Suess- Denkmal in Wien (wikipedia.de via Herbert Ortner)
Der österreichische Geologe Eduard Suess stellte nicht die Ähnlichkeiten der Kontinentlinien, sondern auch die Faunenzusammenhänge zur Debatte, die kontinenteübergreifend vorhanden sind. Seine Erklärung waren Landbrücken, die während des Känozoikums absanken. Suess und seine Geosynklinaltheorie galten bis in die 1960er Jahre als unangefochten fachlich richtig. Dies ist auch nicht weiter verwunderlich, deckt sie doch alle bis dahin bekannten Prozesse und Beobachtungen ab und ist in sich logisch.

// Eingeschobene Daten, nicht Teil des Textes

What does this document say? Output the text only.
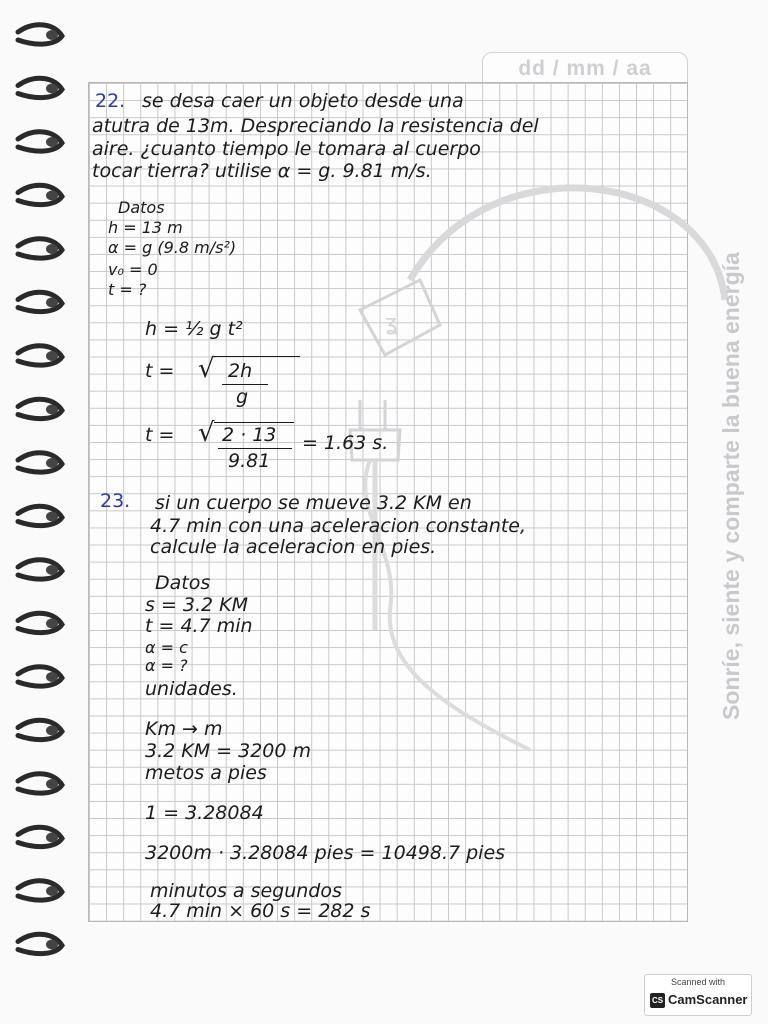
dd / mm / aa
ʓ	Sonríe, siente y comparte la buena energía
22. se desa caer un objeto desde una
atutra de 13m. Despreciando la resistencia del
aire. ¿cuanto tiempo le tomara al cuerpo
tocar tierra? utilise α = g. 9.81 m/s.
Datos
h = 13 m
α = g (9.8 m/s²)
v₀ = 0
t = ?
h = ½ g t²
t = √ 2h
g
t = √ 2 · 13
9.81
= 1.63 s.
23. si un cuerpo se mueve 3.2 KM en
4.7 min con una aceleracion constante,
calcule la aceleracion en pies.
Datos
s = 3.2 KM
t = 4.7 min
α = c
α = ?
unidades.
Km → m
3.2 KM = 3200 m
metos a pies
1 = 3.28084
3200m · 3.28084 pies = 10498.7 pies
minutos a segundos
4.7 min × 60 s = 282 s
Scanned with
CS CamScanner
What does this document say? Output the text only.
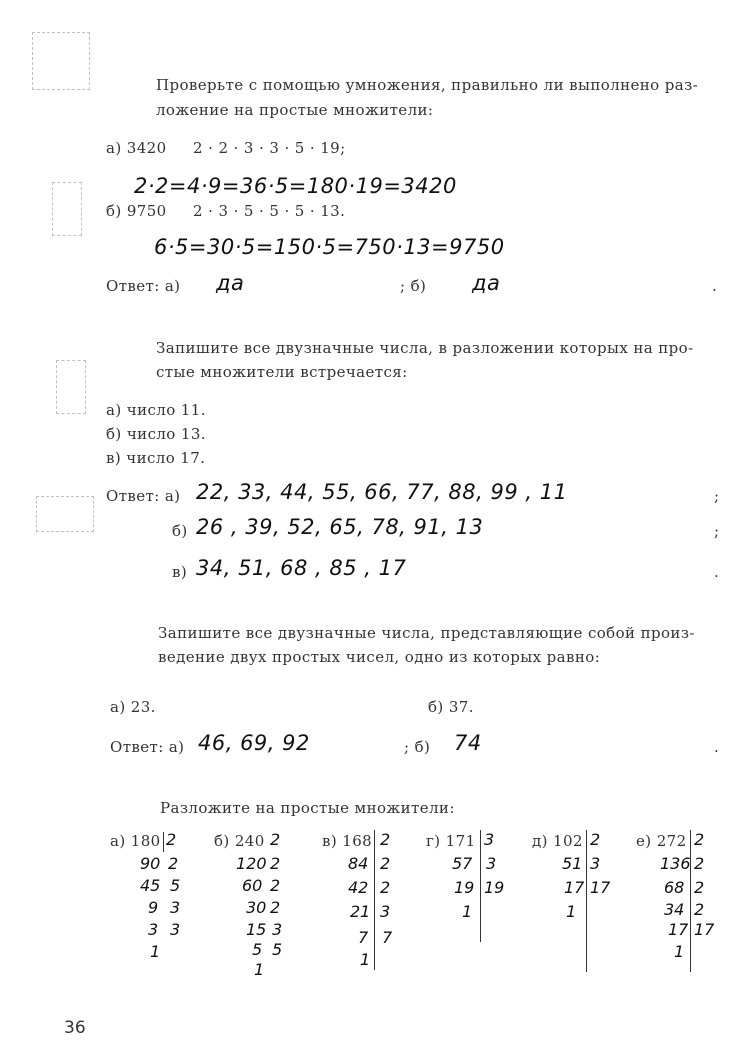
Проверьте с помощью умножения, правильно ли выполнено раз-
ложение на простые множители:
а) 3420 2 · 2 · 3 · 3 · 5 · 19;
2·2=4·9=36·5=180·19=3420
б) 9750 2 · 3 · 5 · 5 · 5 · 13.
6·5=30·5=150·5=750·13=9750
Ответ: а) да	; б) да	.
Запишите все двузначные числа, в разложении которых на про-
стые множители встречается:
а) число 11.
б) число 13.
в) число 17.
Ответ: а) 22, 33, 44, 55, 66, 77, 88, 99 , 11	;
б) 26 , 39, 52, 65, 78, 91, 13	;
в) 34, 51, 68 , 85 , 17	.
Запишите все двузначные числа, представляющие собой произ-
ведение двух простых чисел, одно из которых равно:
а) 23.	б) 37.
Ответ: а) 46, 69, 92	; б) 74	.
Разложите на простые множители:
а) 180 2
90 2
45 5
9 3
3 3
1
б) 240 2
120 2
60 2
30 2
15 3
5 5
1
в) 168 2
84 2
42 2
21 3
7 7
1
г) 171 3
57 3
19 19
1
д) 102 2
51 3
17 17
1
е) 272 2
136 2
68 2
34 2
17 17
1
36
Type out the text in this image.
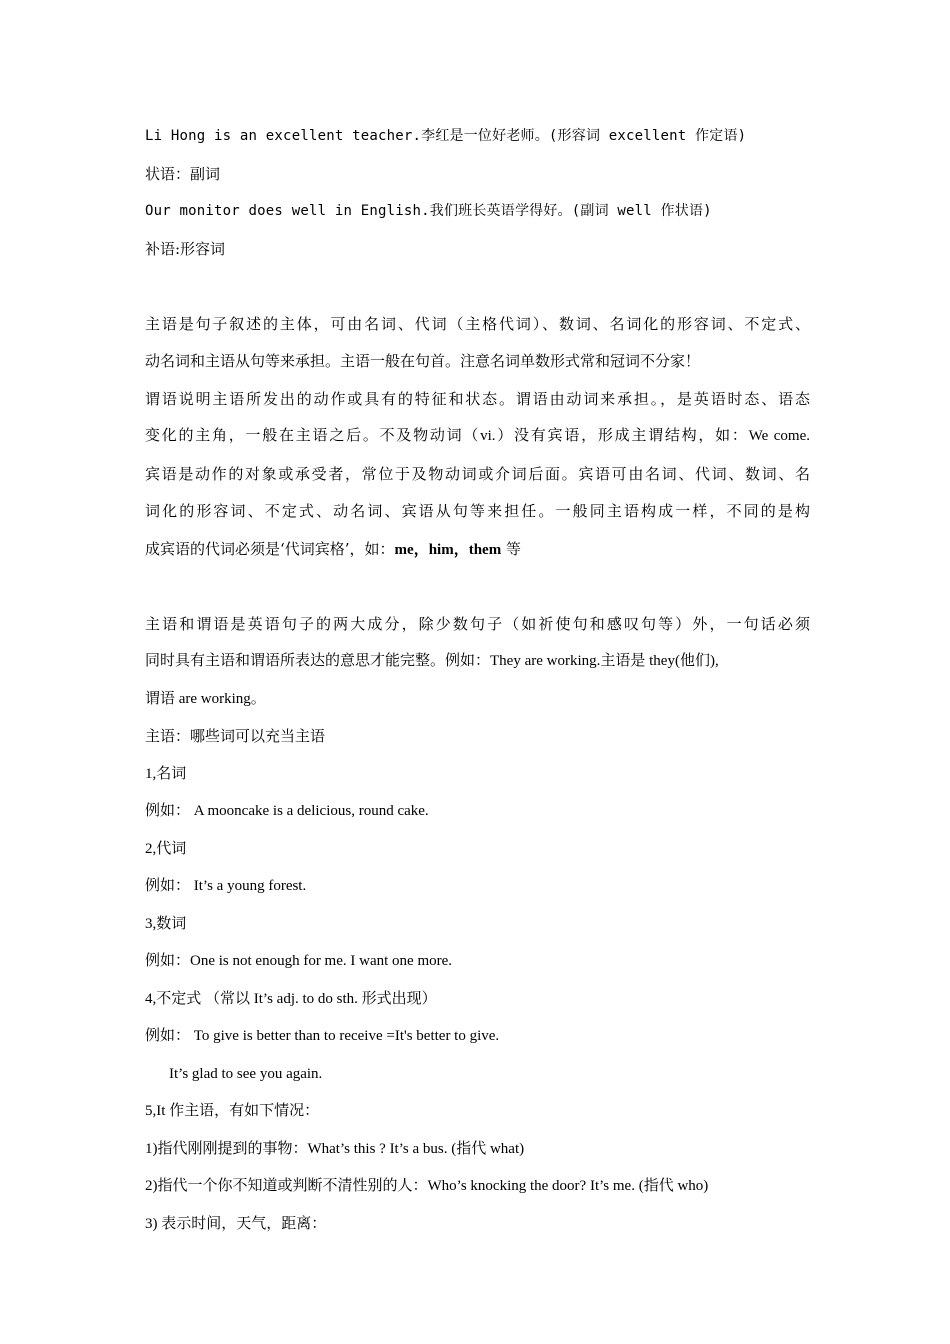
Li Hong is an excellent teacher.李红是一位好老师。(形容词 excellent 作定语)
状语：副词
Our monitor does well in English.我们班长英语学得好。(副词 well 作状语)
补语:形容词
主语是句子叙述的主体，可由名词、代词（主格代词）、数词、名词化的形容词、不定式、
动名词和主语从句等来承担。主语一般在句首。注意名词单数形式常和冠词不分家！
谓语说明主语所发出的动作或具有的特征和状态。谓语由动词来承担。，是英语时态、语态
变化的主角，一般在主语之后。不及物动词（vi.）没有宾语，形成主谓结构，如：We come.
宾语是动作的对象或承受者，常位于及物动词或介词后面。宾语可由名词、代词、数词、名
词化的形容词、不定式、动名词、宾语从句等来担任。一般同主语构成一样，不同的是构
成宾语的代词必须是‘代词宾格’，如：me，him，them 等
主语和谓语是英语句子的两大成分，除少数句子（如祈使句和感叹句等）外，一句话必须
同时具有主语和谓语所表达的意思才能完整。例如：They are working.主语是 they(他们),
谓语 are working。
主语：哪些词可以充当主语
1,名词
例如： A mooncake is a delicious, round cake.
2,代词
例如： It’s a young forest.
3,数词
例如：One is not enough for me. I want one more.
4,不定式 （常以 It’s adj. to do sth. 形式出现）
例如： To give is better than to receive =It's better to give.
It’s glad to see you again.
5,It 作主语，有如下情况：
1)指代刚刚提到的事物：What’s this ? It’s a bus. (指代 what)
2)指代一个你不知道或判断不清性别的人：Who’s knocking the door? It’s me. (指代 who)
3) 表示时间，天气，距离：
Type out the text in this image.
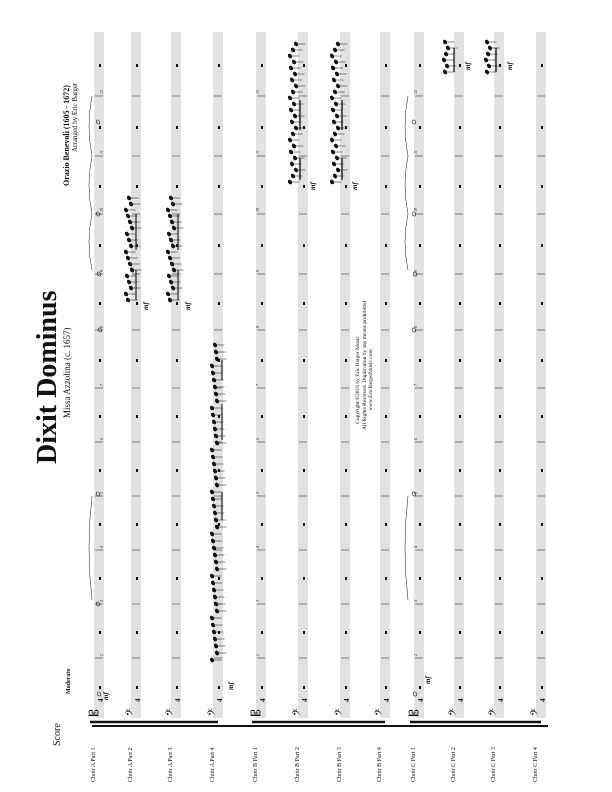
Score
Dixit Dominus Missa Azzolina (c. 1657)
Orazio Benevoli (1605 - 1672) Arranged by Eric Barger
Moderato
Copyright ©2018 by Eric Barger Music All Rights Reserved. Duplication by any means prohibited www.EricBargerMusic.com
Choir A Part 1	Choir A Part 2	Choir A Part 3	Choir A Part 4	Choir B Part 1	Choir B Part 2	Choir B Part 3	Choir B Part 4	Choir C Part 1	Choir C Part 2	Choir C Part 3	Choir C Part 4
𝄡
4
𝄢
4
𝄢
4
𝄢
4
𝄡
4
𝄢
4
𝄢
4
𝄢
4
𝄡
4
𝄢
4
𝄢
4
𝄢
4
2
3
4
5
6
7
8
9
10
11
12
2
3
4
5
6
7
8
9
10
11
12
2
3
4
5
6
7
8
9
10
11
12
mf
mf
mf
mf	mf
mf	mf
mf	mf
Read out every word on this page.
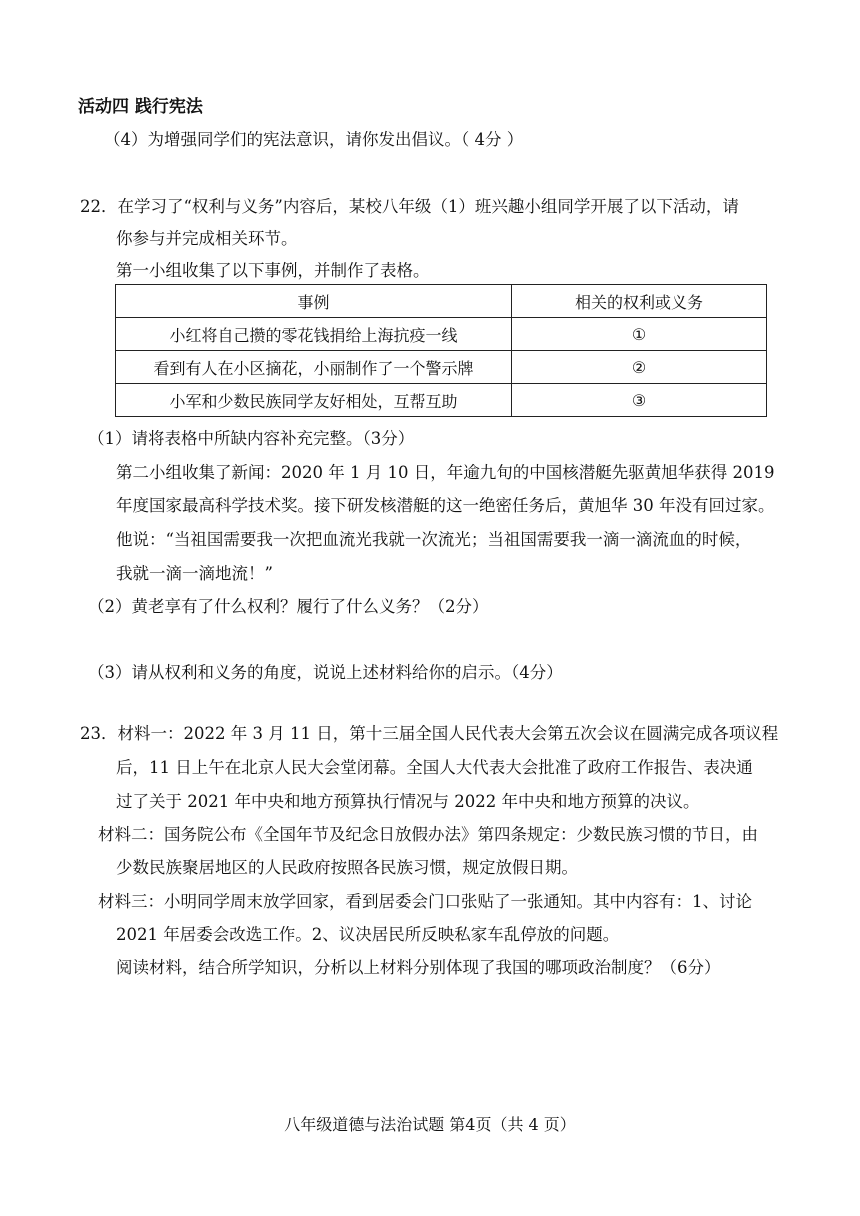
活动四 践行宪法
（4）为增强同学们的宪法意识，请你发出倡议。（ 4分 ）
22．在学习了“权利与义务”内容后，某校八年级（1）班兴趣小组同学开展了以下活动，请
你参与并完成相关环节。
第一小组收集了以下事例，并制作了表格。
事例	相关的权利或义务
小红将自己攒的零花钱捐给上海抗疫一线	①
看到有人在小区摘花，小丽制作了一个警示牌	②
小军和少数民族同学友好相处，互帮互助	③
（1）请将表格中所缺内容补充完整。（3分）
第二小组收集了新闻：2020 年 1 月 10 日，年逾九旬的中国核潜艇先驱黄旭华获得 2019
年度国家最高科学技术奖。接下研发核潜艇的这一绝密任务后，黄旭华 30 年没有回过家。
他说：“当祖国需要我一次把血流光我就一次流光；当祖国需要我一滴一滴流血的时候，
我就一滴一滴地流！”
（2）黄老享有了什么权利？履行了什么义务？（2分）
（3）请从权利和义务的角度，说说上述材料给你的启示。（4分）
23．材料一：2022 年 3 月 11 日，第十三届全国人民代表大会第五次会议在圆满完成各项议程
后，11 日上午在北京人民大会堂闭幕。全国人大代表大会批准了政府工作报告、表决通
过了关于 2021 年中央和地方预算执行情况与 2022 年中央和地方预算的决议。
材料二：国务院公布《全国年节及纪念日放假办法》第四条规定：少数民族习惯的节日，由
少数民族聚居地区的人民政府按照各民族习惯，规定放假日期。
材料三：小明同学周末放学回家，看到居委会门口张贴了一张通知。其中内容有：1、讨论
2021 年居委会改选工作。2、议决居民所反映私家车乱停放的问题。
阅读材料，结合所学知识，分析以上材料分别体现了我国的哪项政治制度？（6分）
八年级道德与法治试题 第4页（共 4 页）
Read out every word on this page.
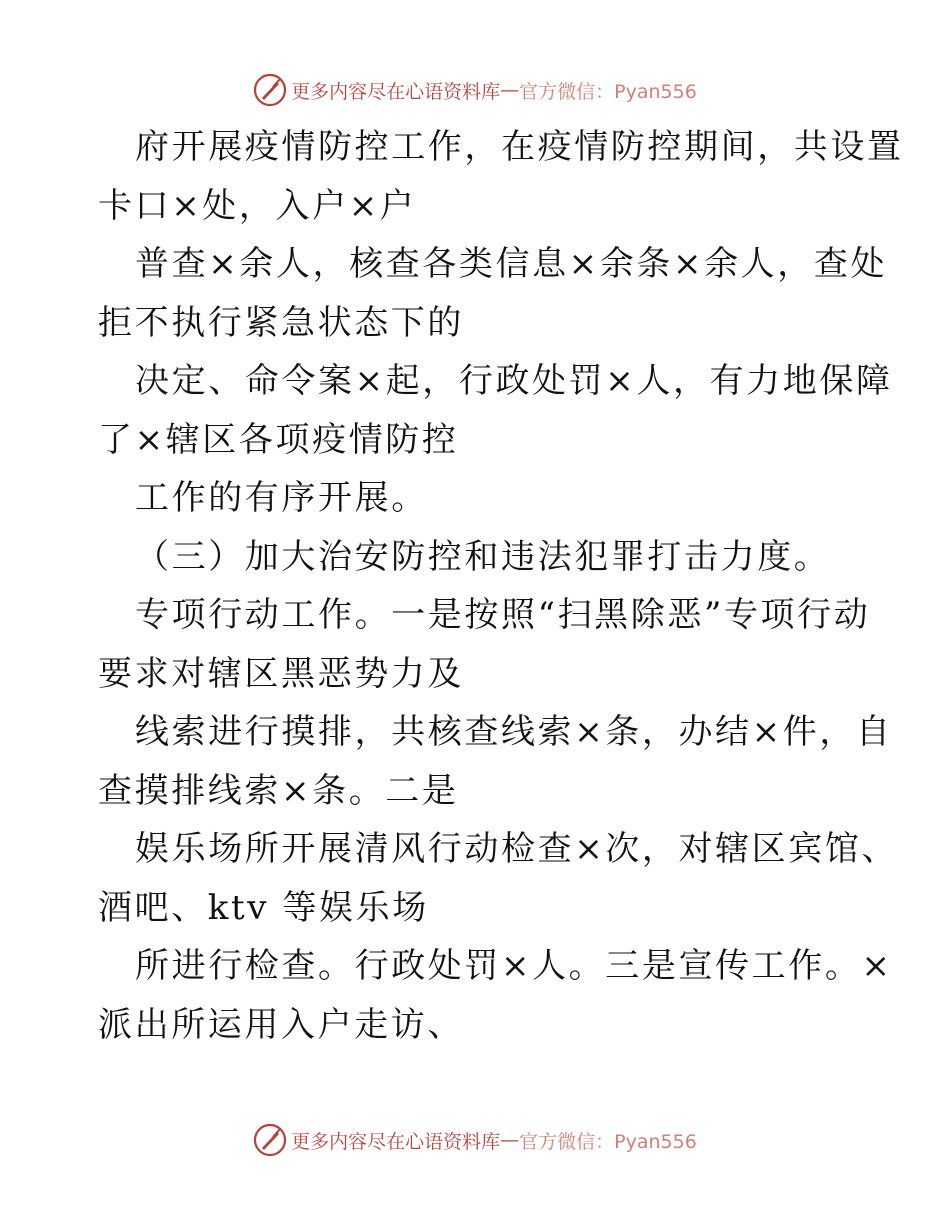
更多内容尽在心语资料库 — 官方微信：Pyan556
府开展疫情防控工作，在疫情防控期间，共设置
卡口×处，入户×户
普查×余人，核查各类信息×余条×余人，查处
拒不执行紧急状态下的
决定、命令案×起，行政处罚×人，有力地保障
了×辖区各项疫情防控
工作的有序开展。
（三）加大治安防控和违法犯罪打击力度。
专项行动工作。一是按照“扫黑除恶”专项行动
要求对辖区黑恶势力及
线索进行摸排，共核查线索×条，办结×件，自
查摸排线索×条。二是
娱乐场所开展清风行动检查×次，对辖区宾馆、
酒吧、ktv 等娱乐场
所进行检查。行政处罚×人。三是宣传工作。×
派出所运用入户走访、
更多内容尽在心语资料库 — 官方微信：Pyan556
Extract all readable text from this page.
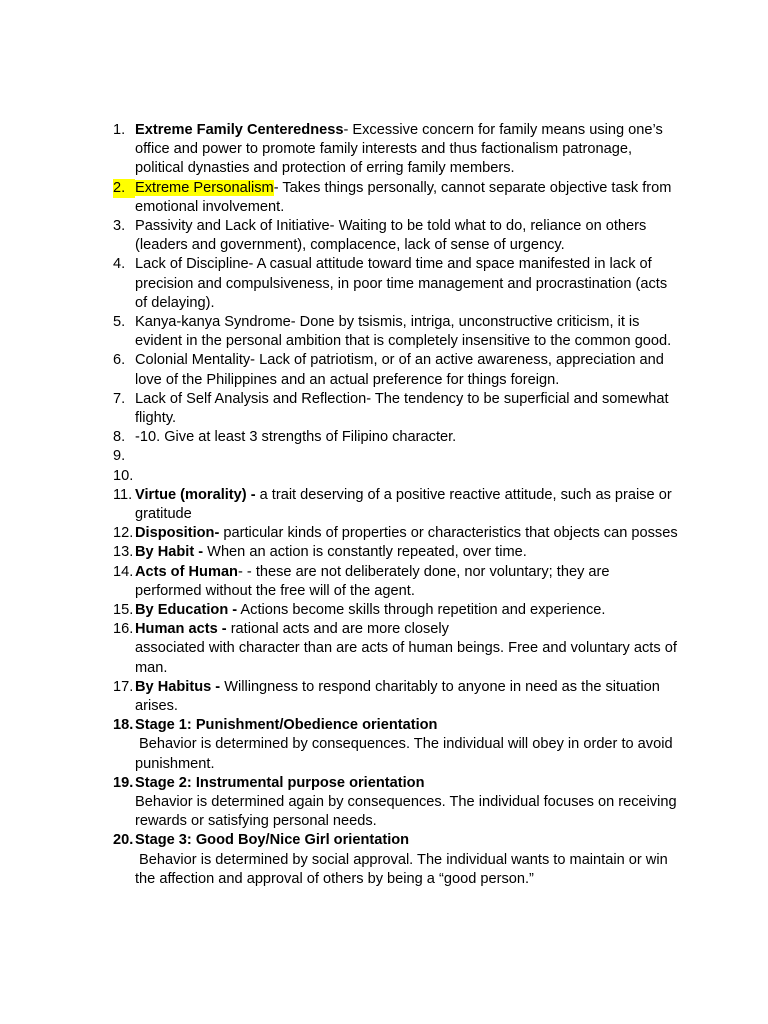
1. Extreme Family Centeredness- Excessive concern for family means using one’s office and power to promote family interests and thus factionalism patronage, political dynasties and protection of erring family members.
2. Extreme Personalism- Takes things personally, cannot separate objective task from emotional involvement.
3. Passivity and Lack of Initiative- Waiting to be told what to do, reliance on others (leaders and government), complacence, lack of sense of urgency.
4. Lack of Discipline- A casual attitude toward time and space manifested in lack of precision and compulsiveness, in poor time management and procrastination (acts of delaying).
5. Kanya-kanya Syndrome- Done by tsismis, intriga, unconstructive criticism, it is evident in the personal ambition that is completely insensitive to the common good.
6. Colonial Mentality- Lack of patriotism, or of an active awareness, appreciation and love of the Philippines and an actual preference for things foreign.
7. Lack of Self Analysis and Reflection- The tendency to be superficial and somewhat flighty.
8. -10. Give at least 3 strengths of Filipino character.
9.
10.
11. Virtue (morality) - a trait deserving of a positive reactive attitude, such as praise or gratitude
12. Disposition- particular kinds of properties or characteristics that objects can posses
13. By Habit - When an action is constantly repeated, over time.
14. Acts of Human- - these are not deliberately done, nor voluntary; they are performed without the free will of the agent.
15. By Education - Actions become skills through repetition and experience.
16. Human acts - rational acts and are more closely
associated with character than are acts of human beings. Free and voluntary acts of man.
17. By Habitus - Willingness to respond charitably to anyone in need as the situation arises.
18. Stage 1: Punishment/Obedience orientation
Behavior is determined by consequences. The individual will obey in order to avoid punishment.
19. Stage 2: Instrumental purpose orientation
Behavior is determined again by consequences. The individual focuses on receiving rewards or satisfying personal needs.
20. Stage 3: Good Boy/Nice Girl orientation
Behavior is determined by social approval. The individual wants to maintain or win the affection and approval of others by being a “good person.”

Als 1915 Alfred Wegeners Buch “Die Entstehung der Kontinente und Ozeane” erschien, ging ein “Aufschrei” durch die geowissenschaftliche Gesellschaft. Wegener betrachtete nicht nur die offensichtlichen Küstenlinien, sondern verglich die Schelfzonen der Kontinente miteinander. Das so entstandene Bild und die mögliche Zusammenpuzzlen der Landmassen zu einem großen Kontinent war eine der größten Theorien der Geologie. Beachtlich ist auch die Tiefgründigkeit, mit der Wegener seine Arbeit verfasst hat. So verglich er auch die Gebirgsmassive Südamerikas und Afrikas miteinander und stellte sowohl tektonisch als auch mineralogisch Zusammenhänge her. Glaziale Schleifspuren gleicher Richtung und fossilie Mesosaurier, auch die rezenten Manatis, all dies lässt sich auf Südamerika/Afrika übertragen.
Zum Zeitpunkt der Veröffentlichung hatte die Theorie der Kontinentaldrift allerdings einen großen Haken- der Mechanismus war nicht korrekt erkannt worden. Dies war zu Beginn des 20. Jh. auch noch gar nicht möglich.
Alfred Wegener 1912 in Grönland
Für Wegener “schwamm” sie leichte SiAl Kruste auf der schweren SiMa Kruste wie ein Eisberg auf dem Wasser. Wie so oft, wenn Wissenschaftler etwas auf der Erde nicht erklären können, suchen sie den Grund außerhalb. Astronomische Bremskräfte durch den Mond, Gezeitenkräfte oder die “Polflucht“- bei der die Kontinente auf den Äquator zugetrieben werden aufgrund der Fliehkraft der Erde, all dies waren damals plausible Erklärungsversuche. Erst das 1960 veröffentlichte Konzept der Plattentektonik brachte Wegeners Theorie die nötige Schubkraft, um international wissenschaftlich anerkannt zu werden. Doch auch hiermit taten sich die Gesellschaften schwer, war Wegener als Person doch eine “Persona non grada” – Von Haus aus Astronom, Klimatologe und Meteorologe betrachtete er auch die Geowissenschaften als Teilmenge aller NATURwissenschaften. Fachübergreifend und thematisch ineinander greifend. Für viele war das damals undenkbar, wenn es auch heute fast selbstverständlich ist/ sein sollte, in solchen Dimensionen zu denken.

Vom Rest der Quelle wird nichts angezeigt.